Author | William Gould, StataCorp | |

Date | March 1997; updated February 2003 |

Stata codes missing values (**.**, **.a**, **.b**, **.c**, ...,
**.z**) larger than any nonmissing values, so, literally, **x >1000**
is true. This statement can lead to problems. Consider one of the
following:

. keep if x > 1000 . gen xbig = (x > 1000)

The first statement keeps all the observations for which **x > 1000**
or **x** is missing. The second statement creates **xbig** equal to 1
or 0, the value being 1 when **x > 1000** or **x** is missing.
This result is probably not what the user intends. The statements would be
better written as

. keep if x > 1000 & x<. . gen xbig = (x > 1000) if x<.

It is not possible with two-valued logic (True–False) to have missing values propagate through logical statements. A Boolean expression must ultimately evaluate to either true or false. Consider the statement

. keep if z

What happens to the cases where **z** is missing? Do we keep them or
not? To see the relevancy, pretend we redefined the way Stata handles
missing values so that **x > 1000** evaluated to missing when **x**
was missing. Thus

. gen xbig = (x > 1000)

would do what we want to do because **x > 1000** could evaluate to
missing. So, now consider

. keep if x > 1000

What is **keep** to do when **x** is missing? **x > 1000**
evaluates to missing, which really means that we do not know whether **x
> 1000**. Yet **keep** must either keep or drop each observation.

To resolve this issue, we are forced into a three-valued logic: true, false, or missing. We must now generalize all logical operators to the three values. We might do this as follows:

and | T F . or | T F . not | T F . ----+--------- ----+--------- ----+--------- T | T F . T | T T T T | F T . F | F F F F | T F . . | . F . . | T . .

Further, let us say we decided an expression was executed only if the final resolution was T (and not F or missing). We have made generate behave as you would expect, but we introduced a notable inconsistency:

drop if var1IS NO LONGER THE SAME ASkeep if !var1

What we might ultimately need is a second set of comparison operators that are three-valued (but keep the current set of comparison operators) so that people can use the system that best suits a given statement.

All these statements can be made to work, but they are complicated and yield some surprising results (such as the drop/keep inconsistency shown above). We feel that most users—including ourselves—would find this more confusing than the system currently in place.

In the current system, you must be aware that missing values are coded and treated as positive infinity.

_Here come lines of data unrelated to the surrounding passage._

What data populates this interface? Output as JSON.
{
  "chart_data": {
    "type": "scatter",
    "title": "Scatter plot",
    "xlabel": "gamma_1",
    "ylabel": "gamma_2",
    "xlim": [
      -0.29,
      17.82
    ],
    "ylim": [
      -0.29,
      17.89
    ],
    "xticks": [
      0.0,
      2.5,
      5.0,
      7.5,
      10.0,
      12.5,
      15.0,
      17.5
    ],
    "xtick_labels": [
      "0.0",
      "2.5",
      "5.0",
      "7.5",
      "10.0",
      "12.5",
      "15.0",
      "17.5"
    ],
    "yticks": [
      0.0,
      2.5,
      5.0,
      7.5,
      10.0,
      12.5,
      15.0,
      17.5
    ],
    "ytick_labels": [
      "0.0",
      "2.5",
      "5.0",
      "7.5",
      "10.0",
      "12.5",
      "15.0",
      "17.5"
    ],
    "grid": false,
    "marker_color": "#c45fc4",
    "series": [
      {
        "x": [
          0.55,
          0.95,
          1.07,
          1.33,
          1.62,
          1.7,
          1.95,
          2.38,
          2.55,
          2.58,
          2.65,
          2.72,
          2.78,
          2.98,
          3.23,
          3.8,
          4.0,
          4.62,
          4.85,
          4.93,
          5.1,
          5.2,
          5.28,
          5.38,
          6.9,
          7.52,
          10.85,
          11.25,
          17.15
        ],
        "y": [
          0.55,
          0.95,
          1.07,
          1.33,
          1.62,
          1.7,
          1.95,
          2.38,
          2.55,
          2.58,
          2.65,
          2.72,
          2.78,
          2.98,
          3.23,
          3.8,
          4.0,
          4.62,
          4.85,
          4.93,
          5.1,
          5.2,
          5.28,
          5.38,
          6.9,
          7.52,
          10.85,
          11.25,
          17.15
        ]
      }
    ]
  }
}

Once this fact is absorbed, everything is consistent, drop and keep statements work as one would expect, and the logical comparisons make sense.

Changing to a three-valued logic might make some comparisons more predictable but will introduce inconsistencies elsewhere; that is, you would have to remember several rules for how missing values were handled in different situations instead of just one rule.